The Phillies are a team of baseball's good guys, with back-to-back MVP's and a comeback kid in Brad Lidge, whose career as a light's-out closer appeared to be over when Albert Pujols stole his mojo a few years ago.
Lidge was perfect in save attempts this year, and he saved the Series-clinching game 5 for the Phils.
Yet, the next day, no one seemed to care that the Phillies had won.
The same outlets that had lamented how fans wouldn't watch a Phillies-Rays Series gave fans nowhere to hear or read about what was actually an intriguing series.
ESPN gave more coverage to the bottom of the sixth inning in Game 5, which lasted two and a half days, than they did the champs.
The espn.com headline on Thursday, after the Phillies won it all on Wednesday, was a goofy Halloween feature about scary players and other fears in the NFL.
As big of a story as that was, the World Series deserves better.
Thank God there wasn't a draft going on, or we would've had to look at Mel Kiper's natural helmet instead of Series coverage.
Even the Macon Telegraph decided that ANOTHER fearure about the Georgia-Florida game was a bigger deal than a new World Series Champion. The story about the Phils was relegated to a tiny "continued on" spot in the bottom, right-hand corner of the front page.
Media outlets have become confused, I think.
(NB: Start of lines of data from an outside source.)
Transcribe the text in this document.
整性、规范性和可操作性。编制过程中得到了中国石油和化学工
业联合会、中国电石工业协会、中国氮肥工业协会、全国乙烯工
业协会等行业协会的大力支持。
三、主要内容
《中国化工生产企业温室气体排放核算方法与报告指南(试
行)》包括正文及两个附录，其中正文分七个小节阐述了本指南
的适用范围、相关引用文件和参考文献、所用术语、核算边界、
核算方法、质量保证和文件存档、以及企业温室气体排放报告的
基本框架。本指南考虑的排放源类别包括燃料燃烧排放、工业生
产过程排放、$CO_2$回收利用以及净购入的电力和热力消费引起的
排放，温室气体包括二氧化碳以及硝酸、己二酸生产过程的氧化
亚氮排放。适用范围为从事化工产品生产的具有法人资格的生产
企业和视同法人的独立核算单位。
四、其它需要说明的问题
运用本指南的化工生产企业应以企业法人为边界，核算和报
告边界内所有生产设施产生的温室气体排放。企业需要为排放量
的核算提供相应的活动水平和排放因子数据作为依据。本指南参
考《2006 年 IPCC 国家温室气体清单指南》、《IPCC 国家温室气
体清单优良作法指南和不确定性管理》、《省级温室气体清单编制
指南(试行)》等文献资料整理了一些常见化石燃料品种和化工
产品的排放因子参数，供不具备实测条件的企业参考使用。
We, as sports fans, actually don't care to read a Telegraph writer's seventh angle of the week on a game that hasn't happened yet nearly as much as we do a World Series.
We enjoy reading a "Top Ten Scariest Players List" that looks oddly like the list you've run approximately 37 times as "Top Ten Dirtiest Players," but a champion deserves it's due.
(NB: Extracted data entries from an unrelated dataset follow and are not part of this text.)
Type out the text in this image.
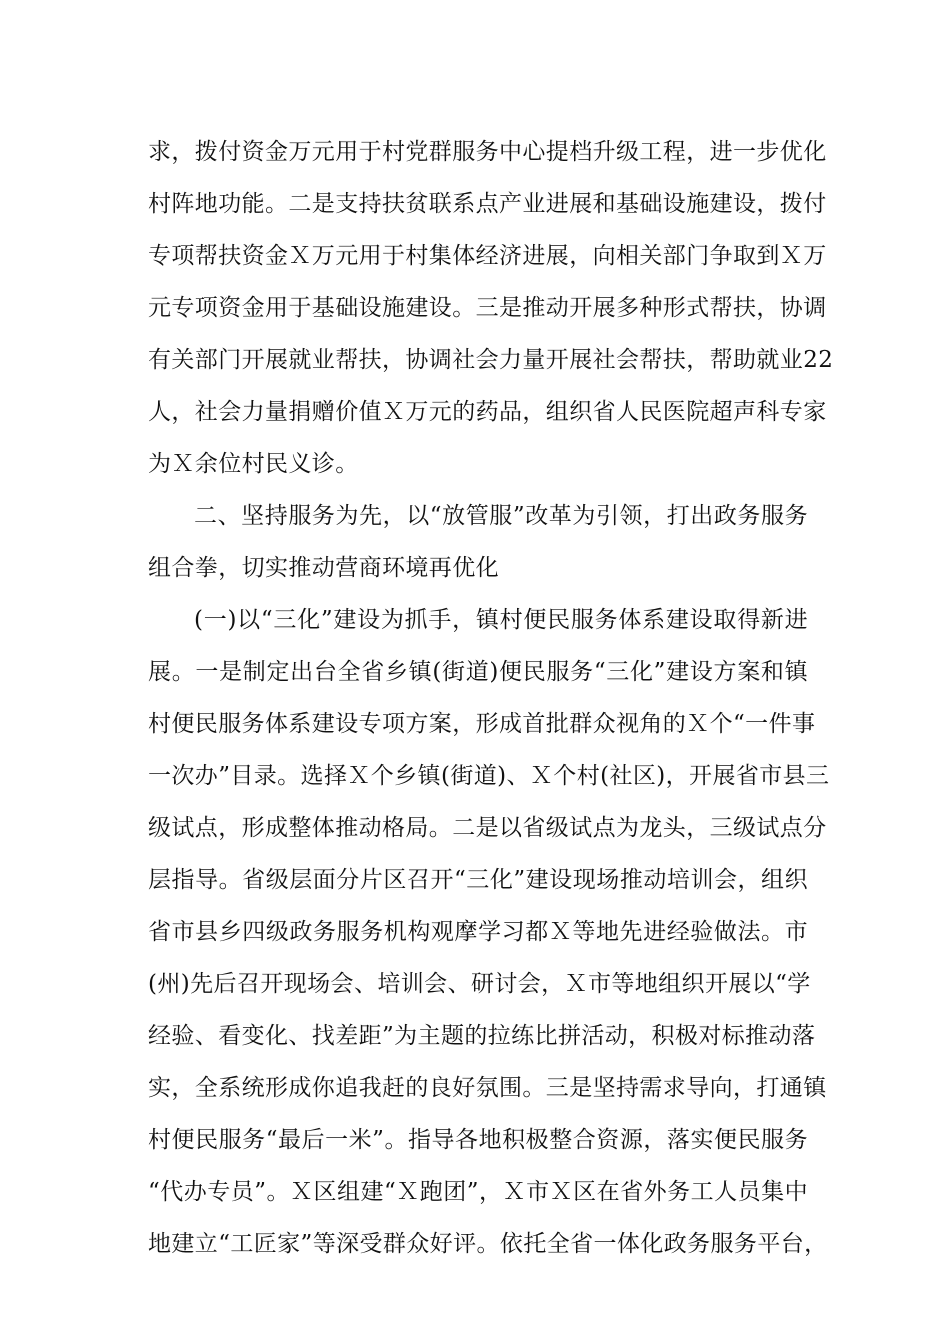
求，拨付资金万元用于村党群服务中心提档升级工程，进一步优化
村阵地功能。二是支持扶贫联系点产业进展和基础设施建设，拨付
专项帮扶资金Ｘ万元用于村集体经济进展，向相关部门争取到Ｘ万
元专项资金用于基础设施建设。三是推动开展多种形式帮扶，协调
有关部门开展就业帮扶，协调社会力量开展社会帮扶，帮助就业22
人，社会力量捐赠价值Ｘ万元的药品，组织省人民医院超声科专家
为Ｘ余位村民义诊。
二、坚持服务为先，以“放管服”改革为引领，打出政务服务
组合拳，切实推动营商环境再优化
(一)以“三化”建设为抓手，镇村便民服务体系建设取得新进
展。一是制定出台全省乡镇(街道)便民服务“三化”建设方案和镇
村便民服务体系建设专项方案，形成首批群众视角的Ｘ个“一件事
一次办”目录。选择Ｘ个乡镇(街道)、Ｘ个村(社区)，开展省市县三
级试点，形成整体推动格局。二是以省级试点为龙头，三级试点分
层指导。省级层面分片区召开“三化”建设现场推动培训会，组织
省市县乡四级政务服务机构观摩学习都Ｘ等地先进经验做法。市
(州)先后召开现场会、培训会、研讨会，Ｘ市等地组织开展以“学
经验、看变化、找差距”为主题的拉练比拼活动，积极对标推动落
实，全系统形成你追我赶的良好氛围。三是坚持需求导向，打通镇
村便民服务“最后一米”。指导各地积极整合资源，落实便民服务
“代办专员”。Ｘ区组建“Ｘ跑团”，Ｘ市Ｘ区在省外务工人员集中
地建立“工匠家”等深受群众好评。依托全省一体化政务服务平台，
I can promise you that if ESPN's beloved Red Sox or LA Manny's had won the Classic, there would have been coverage.
If USC somehow wins the BCS title, there will most assuredly be a feature written about every segment of the Trojans' team and how they are the "most awesomest" in the land.
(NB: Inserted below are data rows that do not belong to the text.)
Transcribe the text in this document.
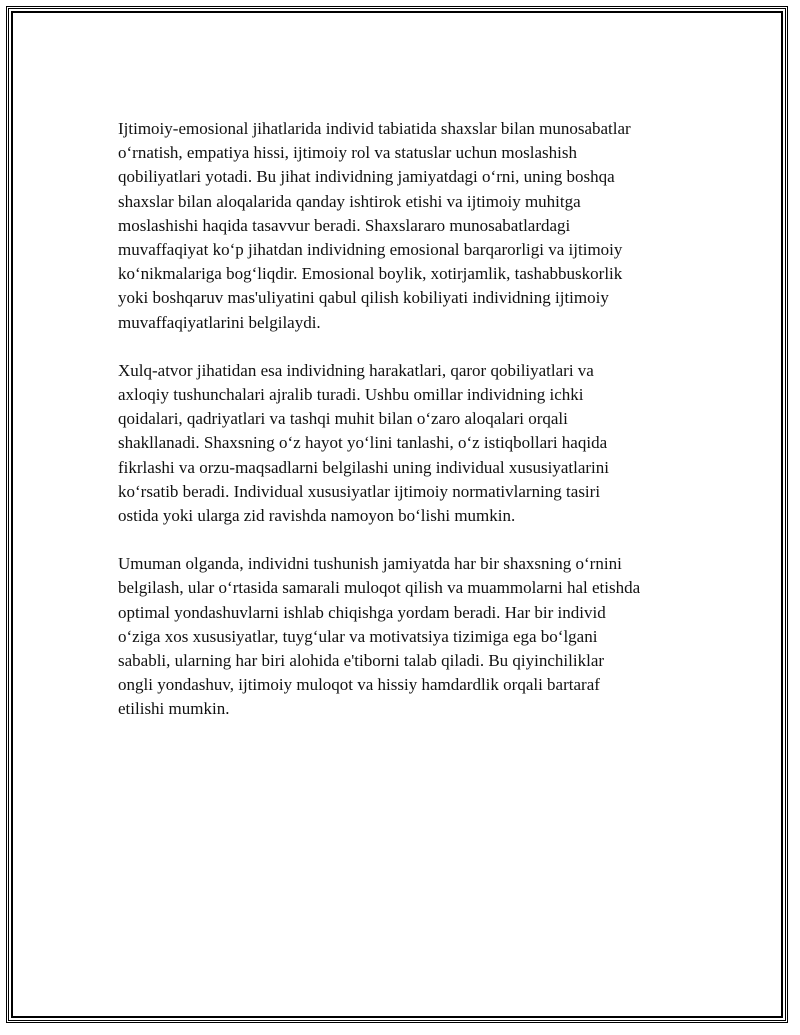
Ijtimoiy-emosional jihatlarida individ tabiatida shaxslar bilan munosabatlar
o‘rnatish, empatiya hissi, ijtimoiy rol va statuslar uchun moslashish
qobiliyatlari yotadi. Bu jihat individning jamiyatdagi o‘rni, uning boshqa
shaxslar bilan aloqalarida qanday ishtirok etishi va ijtimoiy muhitga
moslashishi haqida tasavvur beradi. Shaxslararo munosabatlardagi
muvaffaqiyat ko‘p jihatdan individning emosional barqarorligi va ijtimoiy
ko‘nikmalariga bog‘liqdir. Emosional boylik, xotirjamlik, tashabbuskorlik
yoki boshqaruv mas'uliyatini qabul qilish kobiliyati individning ijtimoiy
muvaffaqiyatlarini belgilaydi.

Xulq-atvor jihatidan esa individning harakatlari, qaror qobiliyatlari va
axloqiy tushunchalari ajralib turadi. Ushbu omillar individning ichki
qoidalari, qadriyatlari va tashqi muhit bilan o‘zaro aloqalari orqali
shakllanadi. Shaxsning o‘z hayot yo‘lini tanlashi, o‘z istiqbollari haqida
fikrlashi va orzu-maqsadlarni belgilashi uning individual xususiyatlarini
ko‘rsatib beradi. Individual xususiyatlar ijtimoiy normativlarning tasiri
ostida yoki ularga zid ravishda namoyon bo‘lishi mumkin.

Umuman olganda, individni tushunish jamiyatda har bir shaxsning o‘rnini
belgilash, ular o‘rtasida samarali muloqot qilish va muammolarni hal etishda
optimal yondashuvlarni ishlab chiqishga yordam beradi. Har bir individ
o‘ziga xos xususiyatlar, tuyg‘ular va motivatsiya tizimiga ega bo‘lgani
sababli, ularning har biri alohida e'tiborni talab qiladi. Bu qiyinchiliklar
ongli yondashuv, ijtimoiy muloqot va hissiy hamdardlik orqali bartaraf
etilishi mumkin.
The Phillies bring a title to Philadelphia for the first time in 25 years after beating out the New York Trainwrecks for a second consecutive division title, and they get nothing.
Happy Halloween, now here's a list of "Hockey's Top Ten Scariest Faces."

Friday, October 24, 2008

Suggs for President '08

Terrell Suggs would be an incredibly stereotypical presidential candidate.
In a recent "Two Live Stews" interview, he made several note-worthy comments, including the statement that the Ravens had a "bounty" on Rashard Mendenhall that caused his shoulder injury.
He also said that he and his fellow defenders had a hit out for Hines Ward because he's a dirty player, and Troy Smith will and should start over Joe Flacco.
When the NFL began investigating the "bounty" comments, Suggs pulled a Kerry-esque flip-flop and said, in effect,
"What I meant to say was we were worried about that mean ol' Hines Ward. Look, he broke a guy's jaw last week. Brrr...Scary!"
He also completely changed his opinion on the Flacco-Smith debate, saying that he meant they should platoon so the team can get some diverse packaging options.
All we're missing is a "Senator McCain is right," and Suggs could be a great Democratic party candidate.
Suggs may have a point on the quarterback issue, considering Flacco's inconsistencies, but that doesn't really matter.
I think the real issue is that someone should show Terrell Suggs his own business card, if he has one. His title is not "Offensive Coordinator," "Head Coach," or even "Anyone with a tangible connection to offensive personnel decisions."
His title is simply "Linebacker."
The idea that a linebacker even has a publicist is ludicrous, but maybe Terrell's publicist pointed to that particular line on Suggs' imaginary business card and suggested a change in stance.
Regardless, Suggs' flip-flop is one of the most pronounced I've ever seen in the sports world, so I think he should run for president with those kind of statement-bending capabilities.
Heck, it's guaranteed nearly half the country would vote for him.